Doxxing — the revealing of someone’s personal information o the internet — to me always screams of punishment. It screams of anger. Of fighting hate with hate. Burning someone down to make yourself feel better. It’s someone screaming angrily that if they can’t be happy, no one can be happy…

We make excuses for men. We make room for men.

You should keep being Tiptree. You aren’t the same if you’re Sheldon. Sheldon is just an old woman from Virginia. We can burn burn Sheldon down and erase her.

In truth, many writers are assholes. They aren’t people you want to go to tea with. I don’t like people, generally. I find them exhausting. I don’t want to be friends with Harlan Ellison or Larry Correia or Orson Scott Card. Nick Mamatas has been one of the genre’s biggest fucking trolls for ten years, and nobody blacklisted him or sent around a petition, and when he’s got his asshole meter turned down, he too can be terribly entertaining on the internet…

We get angry for feeling hurt, for feeling duped, when the best way to respond when someone plays a masterful game is, quite simply, this:

‘Well played.
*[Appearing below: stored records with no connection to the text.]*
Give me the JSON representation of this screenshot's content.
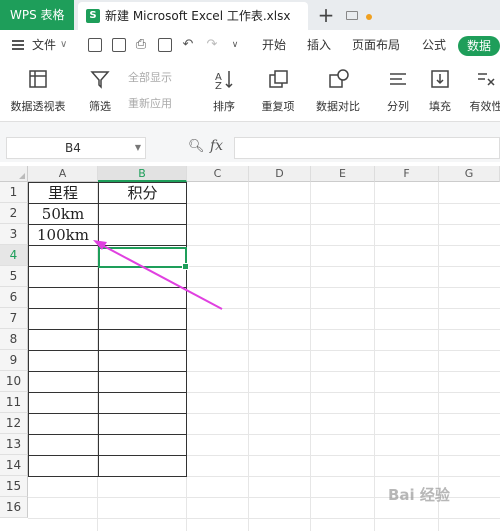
{
  "titlebar": {
    "app_tab": "WPS 表格",
    "file_tab_icon": "S",
    "file_tab_name": "新建 Microsoft Excel 工作表.xlsx",
    "new_tab": "+"
  },
  "menu": {
    "file_label": "文件",
    "tabs": [
      "开始",
      "插入",
      "页面布局",
      "公式"
    ],
    "active_tab": "数据"
  },
  "ribbon": {
    "pivot": "数据透视表",
    "filter": "筛选",
    "show_all": "全部显示",
    "reapply": "重新应用",
    "sort": "排序",
    "duplicates": "重复项",
    "compare": "数据对比",
    "split": "分列",
    "fill": "填充",
    "validity": "有效性"
  },
  "formula_bar": {
    "name_box": "B4",
    "fx": "fx",
    "value": ""
  },
  "sheet": {
    "columns": [
      "A",
      "B",
      "C",
      "D",
      "E",
      "F",
      "G"
    ],
    "selected_column": "B",
    "rows": [
      "1",
      "2",
      "3",
      "4",
      "5",
      "6",
      "7",
      "8",
      "9",
      "10",
      "11",
      "12",
      "13",
      "14",
      "15",
      "16"
    ],
    "selected_row": "4",
    "cells": {
      "A1": "里程",
      "B1": "积分",
      "A2": "50km",
      "A3": "100km"
    },
    "active_cell": "B4",
    "annotation_arrow_color": "#e040e0"
  },
  "watermark": "Bai 经验"
}
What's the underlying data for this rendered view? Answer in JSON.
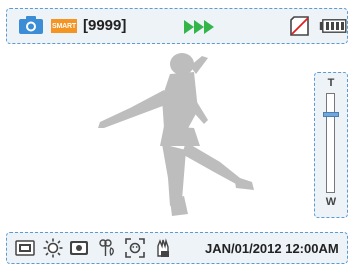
{
  "top_bar": {
    "mode_icon": "camera-icon",
    "smart_badge": "SMART",
    "shots_remaining": "[9999]",
    "play_indicator": "triple-play-icon",
    "storage_icon": "memory-card-icon",
    "battery_icon": "battery-icon"
  },
  "zoom": {
    "tele_label": "T",
    "wide_label": "W",
    "level": 0.2
  },
  "bottom_bar": {
    "icons": [
      "image-size-icon",
      "white-balance-icon",
      "exposure-icon",
      "macro-flower-icon",
      "face-detection-icon",
      "anti-shake-icon"
    ],
    "datetime": "JAN/01/2012 12:00AM"
  },
  "colors": {
    "accent_border": "#5b9bd5",
    "camera_icon": "#3b8ed6",
    "smart_badge": "#f39423",
    "play_arrows": "#33b54a",
    "silhouette": "#bdbdbd"
  }
}
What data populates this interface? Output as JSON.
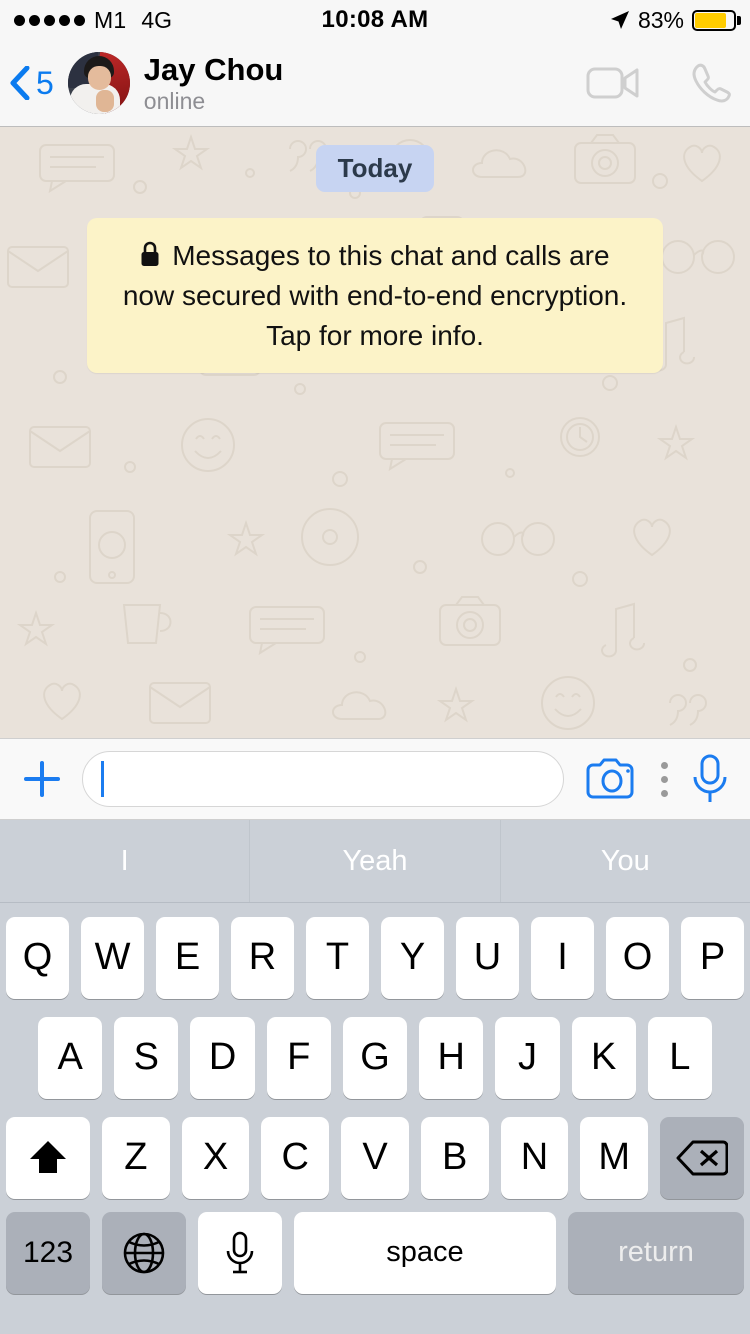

You’re a remarkable writer. I wish you the greatest success in your career.’

We say that shit because we are fucking adults. Because the writing is good. We’re not here to be friends. I don’t like a lot of writers. But when their writing is not bullshit, I still read it, quite often. The persona may be a lie. All of them may be a lie. Shit, the work may even be a lie! But we are not in love with pixels on the internet; we are not in love with the ideas of people and their petty fucking feuds and scrambling attention-grabbing. We are in love with their work.” -Kameron Hurley, The Geek Feminist Revolution. 

GABBLER RECOMMENDS: A Pound of Flesh By Katherine Angel

‘Ferrante’s books are, it’s worth remembering, significantly about women’s negotiation of the public and private realm, and about the violence and surveillance women routinely experience.

This investigation, of a kind that might ordinarily be reserved for corrupt politicians, relies on a conviction that Ferrante has committed a clear wrong by requesting her privacy. She owes us her real identity, Gatti thinks. Moreover, the phenomenal success of her books, according to Gatti’s dubious logic, legitimizes his pursuit into that identity. There are, of course, no grounds for the violent exposure of who she might be. An author owes her readers nothing beyond the work itself. Artists create artwork, which we consume; this does not entitle us to consume their person.

The punitive edge to Gatti’s intrusion speaks of a desire to make some writers offer up a pound of flesh for their success – to make them pay some penance for it. Why should we feel we can extract this price? It is significant that Ferrante’s ‘unmasking’ has occurred in the context of tiresome debates about whether she is really a woman or, in fact, a man. This persistent preoccupation is suggestive of the tendency to measure a writer’s literary worth in relation not just to the work, but also to other markers: of gender, race, class. The urge to uncover the ‘real’ Ferrante enacts an imperative to locate her in these systems – and finally, perhaps, to decide on her literary significance. The crime that Ferrante has committed, in Gatti’s eyes, is that of witholding the signs by which he might read her as a “woman writer”.’